Original plans also called for several bus shelters, a roundabout at the intersection of Fox Acres Road and a traffic light on the corner of Woodside Boulevard and state Highway 75.
The overall cost of the project came in on July 27, following construction bids, at nearly $6.8 million, about $2.3 million more than the $4.5 million that the city had expected, but by then the city had invested $916,000 in capital funds in the project.
The Hailey Streets Department has warned the City Council that due to a lack of routine maintenance, the surface of Woodside Boulevard needs to be completely rebuilt at a cost of at least $1.5 million within two years.
Public Works Director Tom Hellen said he negotiated with the Federal Highways Administration to see just how little the city could do, and spend from its capital fund, and still receive $3.5 million in reimbursements for the construction costs.
Hellen presented the scaled-down plans to the City Council on Monday. They call for a reduction in sidewalk widths, a reduced number of bus turnouts, reducing the amount of asphalt needed, and other cost-saving changes.
Under the revised, $5.7 million plan, the city would spend $2.2 million, if construction bids come in low enough to proceed at all.
The council could agree to put the project out to bid in January, following a public hearing on the issue Monday, Nov. 21, at 5 p.m.
City Administrator Heather Dawson proposed passing an "interfund-lending" resolution to provide sufficient funding in the capital fund to cover day-to-day expenses for the project. She said money from the Water Replacement Fund could be used to cover the costs until the federal government reimburses the city under the grant guidelines.

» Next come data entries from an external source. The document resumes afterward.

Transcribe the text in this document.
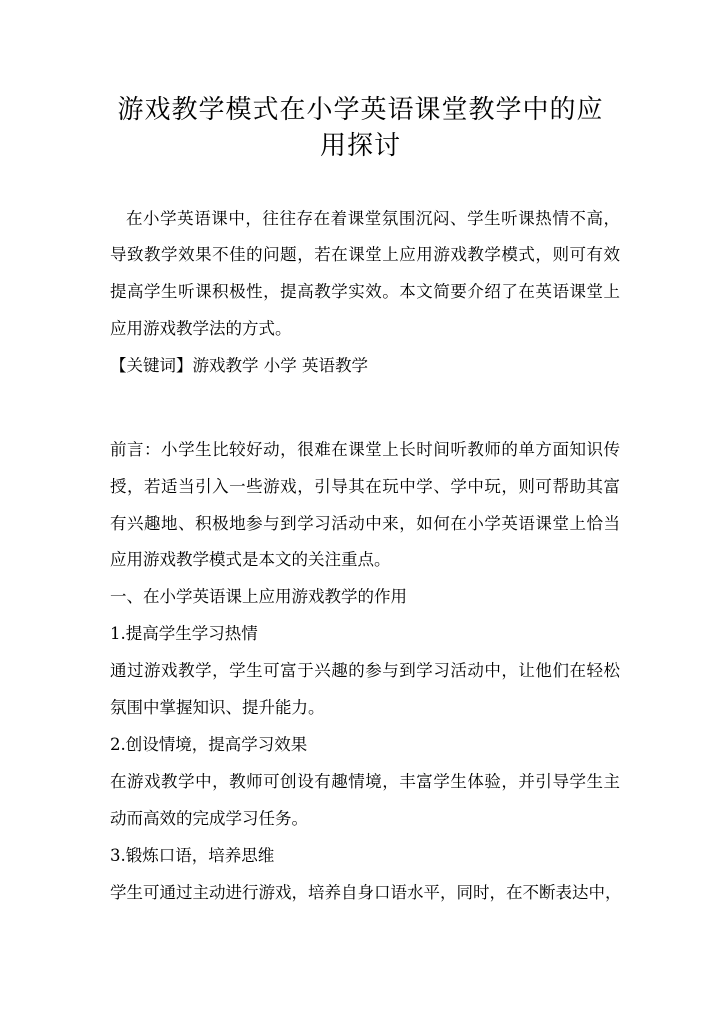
游戏教学模式在小学英语课堂教学中的应
用探讨
在小学英语课中，往往存在着课堂氛围沉闷、学生听课热情不高，
导致教学效果不佳的问题，若在课堂上应用游戏教学模式，则可有效
提高学生听课积极性，提高教学实效。本文简要介绍了在英语课堂上
应用游戏教学法的方式。
【关键词】游戏教学 小学 英语教学
前言：小学生比较好动，很难在课堂上长时间听教师的单方面知识传
授，若适当引入一些游戏，引导其在玩中学、学中玩，则可帮助其富
有兴趣地、积极地参与到学习活动中来，如何在小学英语课堂上恰当
应用游戏教学模式是本文的关注重点。
一、在小学英语课上应用游戏教学的作用
1.提高学生学习热情
通过游戏教学，学生可富于兴趣的参与到学习活动中，让他们在轻松
氛围中掌握知识、提升能力。
2.创设情境，提高学习效果
在游戏教学中，教师可创设有趣情境，丰富学生体验，并引导学生主
动而高效的完成学习任务。
3.锻炼口语，培养思维
学生可通过主动进行游戏，培养自身口语水平，同时，在不断表达中，
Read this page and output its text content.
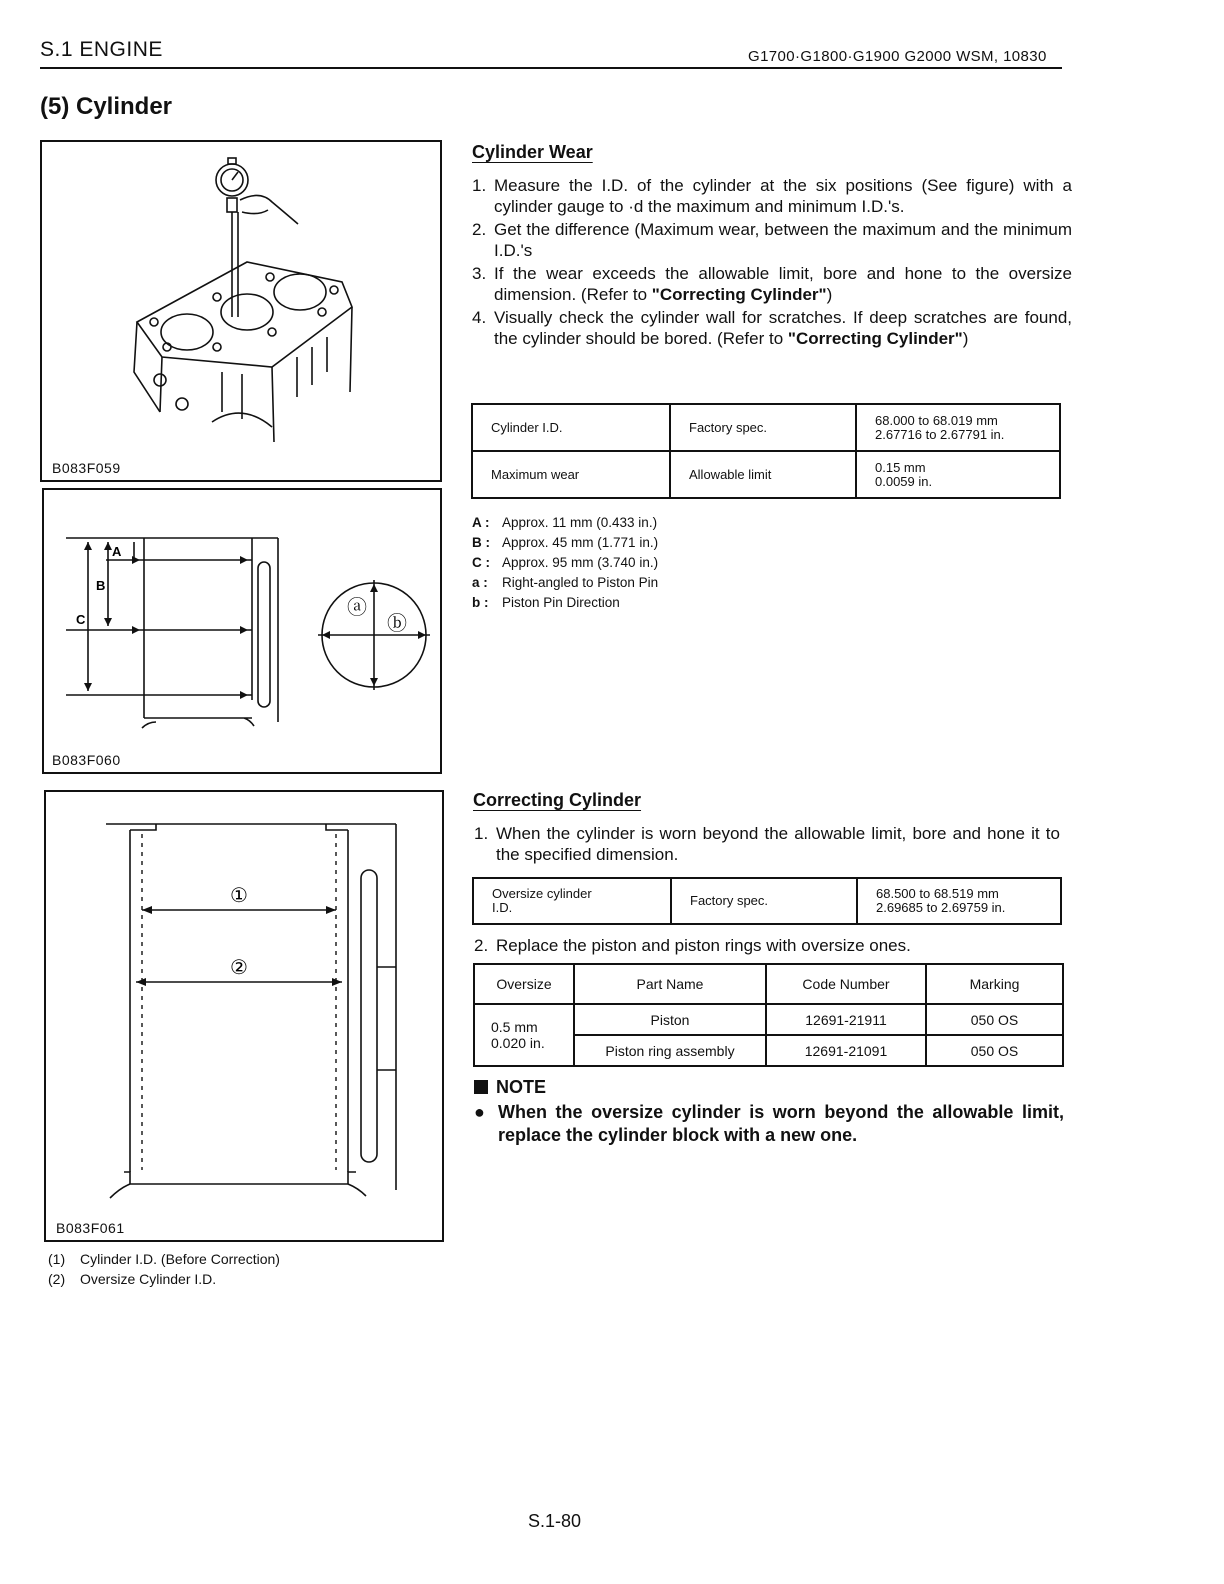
S.1 ENGINE	G1700·G1800·G1900 G2000 WSM, 10830
(5) Cylinder
B083F059
A
B
C
ⓐ
ⓑ
B083F060
①
②
B083F061
(1) Cylinder I.D. (Before Correction)
(2) Oversize Cylinder I.D.
Cylinder Wear
1. Measure the I.D. of the cylinder at the six positions (See figure) with a cylinder gauge to ·d the maximum and minimum I.D.'s.
2. Get the difference (Maximum wear, between the maximum and the minimum I.D.'s
3. If the wear exceeds the allowable limit, bore and hone to the oversize dimension. (Refer to "Correcting Cylinder")
4. Visually check the cylinder wall for scratches. If deep scratches are found, the cylinder should be bored. (Refer to "Correcting Cylinder")
Cylinder I.D.	Factory spec.	68.000 to 68.019 mm
2.67716 to 2.67791 in.

Maximum wear	Allowable limit	0.15 mm
0.0059 in.
A : Approx. 11 mm (0.433 in.)
B : Approx. 45 mm (1.771 in.)
C : Approx. 95 mm (3.740 in.)
a : Right-angled to Piston Pin
b : Piston Pin Direction
Correcting Cylinder
1. When the cylinder is worn beyond the allowable limit, bore and hone it to the specified dimension.
Oversize cylinder
I.D.	Factory spec.	68.500 to 68.519 mm
2.69685 to 2.69759 in.
2. Replace the piston and piston rings with oversize ones.
Oversize	Part Name	Code Number	Marking

0.5 mm
0.020 in.	Piston	12691-21911	050 OS
	Piston ring assembly	12691-21091	050 OS
NOTE
● When the oversize cylinder is worn beyond the allowable limit, replace the cylinder block with a new one.
S.1-80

Dawson said $2.5 million in capital funds that the city expected to receive from Old Cutters subdivision developer John Campbell should not be expected since the developer recently filed for bankruptcy. She said the city could go to voters to pass a bond to re-capitalize the capital fund in perpetuity.
"Right now, we have no other means to replenish the capital improvement fund," she said.
In other Hailey news:
( The City Council voted unanimously to "graciously return" $500,000 in grant funding to the Idaho Department of Commerce that would have been used for a $1.2 million River Street upgrade.